Antes de 2023, la Guelaguetza se parecía más a un examen que a una celebración. Había que pasar filtros, demostrar purezas, acomodar la danza a ojos ajenos. No era necesario creer en la tradición; bastaba con reproducirla como te decían. Mejor si la ceja del inspector no se arqueaba. Mejor si la maroma era limpia, el trazo fiel, el sombrero derecho. La fiesta del pueblo se convirtió en una evaluación donde no bastaba con saber bailar. Había que bailar bien… según ellos.
Porque existía un comité. Un tribunal sin toga que determinaba quién sí y quién no, con el gesto de un curador que nunca pisó el polvo del Istmo, pero sabía cuándo un paso era “auténtico” y cuándo era contaminación cultural. Lo decían con voz seria, con papelería oficial, con numeritos. “Esta delegación no puede participar por alteración de vestimenta”. “Esta danza está influenciada por el carnaval, lo que la invalida”. “Este pueblo se presenta demasiado seguido, hay que rotarlo”.
La autenticidad era una mesa con tres sillas y un membrete. Pero era también una forma de control. Control sobre la imagen. Control sobre el relato. Control sobre lo que el turista debía ver.
Y lo que se debía ver —según el comité— era color, orden, “tradición” (esa palabra tan útil), belleza. Nunca conflicto, nunca pobreza, nunca pliegue, nunca duda. Porque la Guelaguetza no era una ventana; era un espejo con marco de presupuesto. Se mostraba el decorado, no la habitación. La danza, no el hambre. La camisa bordada, no el calor de quienes la cargaban.
Las comunidades lo sabían. Y aprendieron a jugar el juego. Aprendieron a ensayar frente al espejo. Aprendieron qué decir en los encuentros previos: que sus bailes eran heredados, que las canciones eran ancestrales, que los pasos no habían cambiado. Mentían a veces, claro. Porque la tradición se mueve. Porque el pueblo adapta. Pero para estar, había que callar. Había que obedecer. Había que parecer.
Y si alguien preguntaba por qué no estaba Zaachila ese año, se respondía con evasiva: “hubo rotación”. Y si alguien preguntaba por qué no bailaba Teotongo, se decía: “no pasó la evaluación”. Y si alguien preguntaba por qué ciertas delegaciones regresaban cada dos años y otras cada diez, se callaba.
El pueblo, al parecer, no tenía voz en su propia fiesta.
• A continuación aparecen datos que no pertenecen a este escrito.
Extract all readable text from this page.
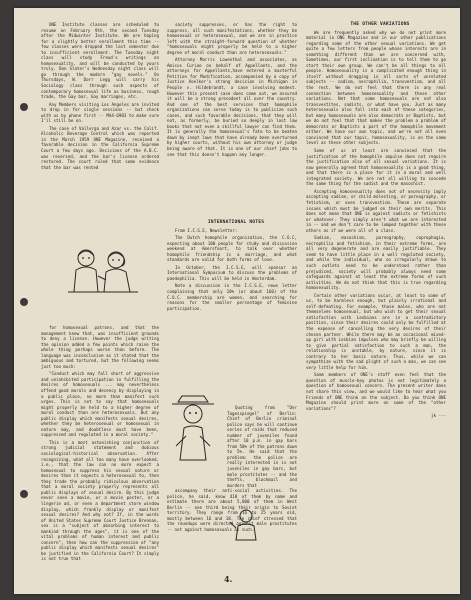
ONE Institute classes are scheduled to resume on February 9th, the second Tuesday after the Midwinter Institute. We are hoping for a slightly better enrollment this time -- few classes were dropped the last semester due to insufficient enrollment. The Tuesday night class will study Freud's writings on homosexuality, and will be conducted by yours truly. Don Slater's Wednesday night class will go through the modern "gay novels." On Thursdays, W. Dorr Legg will carry his Sociology class through such aspects of contemporary homosexual life as business, rough trade, the Gay bar, Gay marriages, etc.

Any Members visiting Los Angeles are invited to drop in for single sessions -- but check with us by phone first -- MA4-6983 to make sure I'll still be on.

The case of Vallerga and Azar vs. the Calif. Alcoholic Beverage Control which was reported in the March 1959 ONE Magazine, received a favorable decision in the California Supreme Court a few days ago. Decisions of the A.B.C. was reversed, and the bar's license ordered restored. The court ruled that some evidence that the bar was rented

for homosexual patrons, and that the management knew that, was insufficient grounds to deny a license. However the judge writing the opinion added a few points which raise the whole thing perhaps worse than before. The language was inconclusive as it stated that the ambiguous and tortured, but the following seems just too much:

"Conduct which may fall short of aggressive and uninhibited participation in fulfilling the desires of homosexuals ... may nevertheless offend good morals and decency by displaying in a public place, no more than manifest such urges. This is not to say that homosexuals might properly be held to a higher degree of moral conduct than are heterosexuals. But any public display which manifests sexual desires, whether they be heterosexual or homosexual in nature may, and doubtless must have been, suppressed and regulated in a moral society."

This is a most astonishing conjunction of strong judicial statement and dubious sociological-historical observation. After recognizing, what all too many have overlooked, i.e., that the law can no more expect a homosexual to suppress his sexual nature or desires than it expects a heterosexual to, then they trade the probably ridiculous observation that a moral society properly represents all public displays of sexual desire. By this judge never seen a movie, or a movie poster, or a lingerie ad, or even a department store window display, which frankly display or manifest sexual desires? And why not? If, in the words of United States Supreme Court Justice Brennan, sex is a "subject of absorbing interest to mankind through the ages", it is one of the vital problems of human interest and public concern", then how can the suppression of "any public display which manifests sexual desires" be justified in the California Court? It simply is not true that

society suppresses, or has the right to suppress, all such manifestations, whether they be homosexual or heterosexual, and we are in practice left with the straight-forward question of whether "homosexuals might properly be held to a higher degree of moral conduct than are heterosexuals."

Attorney Morris Lowenthal and associates, as Amicus Curiae on behalf of Appellants, and the attorneys for Appellants,have entered a masterful Petition for Modification, accompanied by a copy of Justice Voelker's strong decision in Michigan in People v. Hildebrandt, a case involving modest. However this present case does come out, we assured it will be a strong precedent all over the country. And one of the best services that homophile organizations can serve today is to publicize such cases, and such favorable decisions, that they will not, as formerly, be buried so deeply in lost law books that not even a skillful lawyer can find them. It is generally the homosexual's fate to be beaten down by inept laws that have already been overturned by higher courts, without his own attorney or judge being aware of that. It is one of our chief jobs to see that this doesn't happen any longer.

INTERNATIONAL NOTES

From I.C.S.E, Newsletter:

The Dutch homophile organization, the C.O.C, expecting about 100 people for study and discussion weekend at Amersfoort, to talk over whether homophile friendship is a marriage, and what standards are valid for both forms of love.

In October, the I.C.S.E, will sponsor an International Symposium to discuss the problems of paedophilia. This will be held in Amsterdam.

Note a discussion in the I.C.S.E, news letter complaining that only 10% (or about 160) of the C.O.C. membership are women, and searching for reasons for the smaller percentage of feminine participation.

Quoting from "Der Tagesspiegel" of Berlin: Chief of Berlin criminal police says he will continue series of raids that reduced number of juveniles found after 10 p.m. in gay bars from 50% of the patrons down to 5%. He said that the problem: the police are really interested in is not juveniles in gay bars, but male prostitutes -- and the thefts, blackmail and murders that

accompany their anti-social activities. The police, he said, know 410 of them by name and estimate there are about 5,000 of them in West Berlin -- one third being their origin to Soviet territory. They range from 16 to 25 years old, mostly between 16 and 18. The chief stressed that the roundups were directed against male prostitutes -- not against homosexuals as such.

THE OTHER VARIATIONS

We are frequently asked why we do not print more material in ONE Magazine and in our other publications regarding some of the other sexual variations. We get quite a few letters from people whose interests are in something different than we are concerned with, Sometimes, our first inclination is to tell them to go start their own group. We can't be all things to all people. Homosexuality is a complicated enough thing in itself without dragging in all sorts of unrelated subjects -- sadism, necrophilia, transvestism, and all the rest. We do not feel that there is any real connection between homosexuality and these other variations. Not that some homosexuals are not also transvestites, sadists, or what have you. Just as many heterosexuals also fall into each of these categories, but many homosexuals are also democrats or Baptists, but we do not feel that that makes the problem a problem of democrats or Baptists a part of the homophile movement either. We have our own topic, and we're not all even convinced that our topic, homosexuality, is on the same level as these other subjects.

Some of us at least are convinced that the justification of the homophile impulse does not require the justification also of all sexual variations. It is now generally agreed that homosexuality is a good thing, and that there is a place for it in a moral and well integrated society. We are not all willing to concede the same thing for the sadist and the masochist.

Accepting homosexuality does not of necessity imply accepting sadism, or child molesting, or pornography, or fetishism, or even transvestism. These are separate issues which must be judged on their own merits. This does not mean that ONE is against sadists or fetishists or whatever. They simply aren't what we are interested in -- and we don't care to be lumped together with these others as if we were all of a class.

Sadism, masochism, pornography, coprophagia, necrophilia and fetishism, in their extreme forms, are all very degenerate and are easily justifiable. They seem to have little place in a well regulated society, and while the individual, who so irregularly drawn to such outlets need to be understood rather than prejudiced, society will probably always need some safeguards against at least the extreme forms of such activities. We do not think that this is true regarding homosexuality.

Certain other variations occur, at least to some of us, to be harmless enough, but plainly irrational and self-defeating. For example, those males, who are not themselves homosexual, but who wish to get their sexual satisfaction with Lesbians are in a contradictory position, since their desires could only be fulfilled at the expense of cancelling the very desires of their chosen partner. While there may be an occasional mixed-up girl with Lesbian impulses who may briefly be willing to give partial satisfaction to such a man, the relationship is unstable, by nature, since it is contrary to her basic nature. Thus, while we can sympathize with the sad plight of such a man, we can see very little help for him.

Some members of ONE's staff even feel that the question of muscle-boy photos is not legitimately a question of homosexual concern. The present writer does not share this view, and we would like to hear what you Friends of ONE think on the subject. Do you think ONE Magazine should print more on some of the "other variations"?

jk ---

4.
O al menos no micrófono.
Las faldas giraban —sí— y los huaraches golpeaban la madera. Pero el criterio era el mismo. No importaba que la música cambiara. No importaba que la comunidad creciera. El criterio era el de siempre: El central. El oficial. El correcto.
El Comité de Autenticidad duró décadas. Fue útil para muchos. Dio orden, legitimó archivos, abrió espacio a estudios. Pero también cerró puertas. Definió qué era tradición y qué era error. Qué era muestra y qué era ruido. Qué era Oaxaca… y qué no era suficiente.
Y mientras tanto, en las orillas, se quedaban los otros. Los pueblos sin línea directa. Los grupos con pasos nuevos. Los que hablaban demasiado su lengua. Los que no cabían.
Hoy ya no existe ese comité. Y hay quienes aplauden. Y hay quienes recelan. Porque el problema no era sólo el comité. Era la estructura que lo sostenía. Era el deseo de controlar lo diverso, de museificar lo vivo.
Y aunque ahora haya nuevos rostros, nuevas reglas, nuevos nombres… habrá que ver si la danza realmente es libre. O si el guion sigue intacto. Sólo que en formato vertical.
Porque, al final, la Guelaguetza nunca fue el cerro. Fue —y sigue siendo— la tensión entre mostrar y ocultar. Entre invitar y seleccionar. Entre danzar para sí… o para otros.
Y mientras eso no se revise con el rigor de quien sí vive abajo, las faldas seguirán girando, pero el criterio no.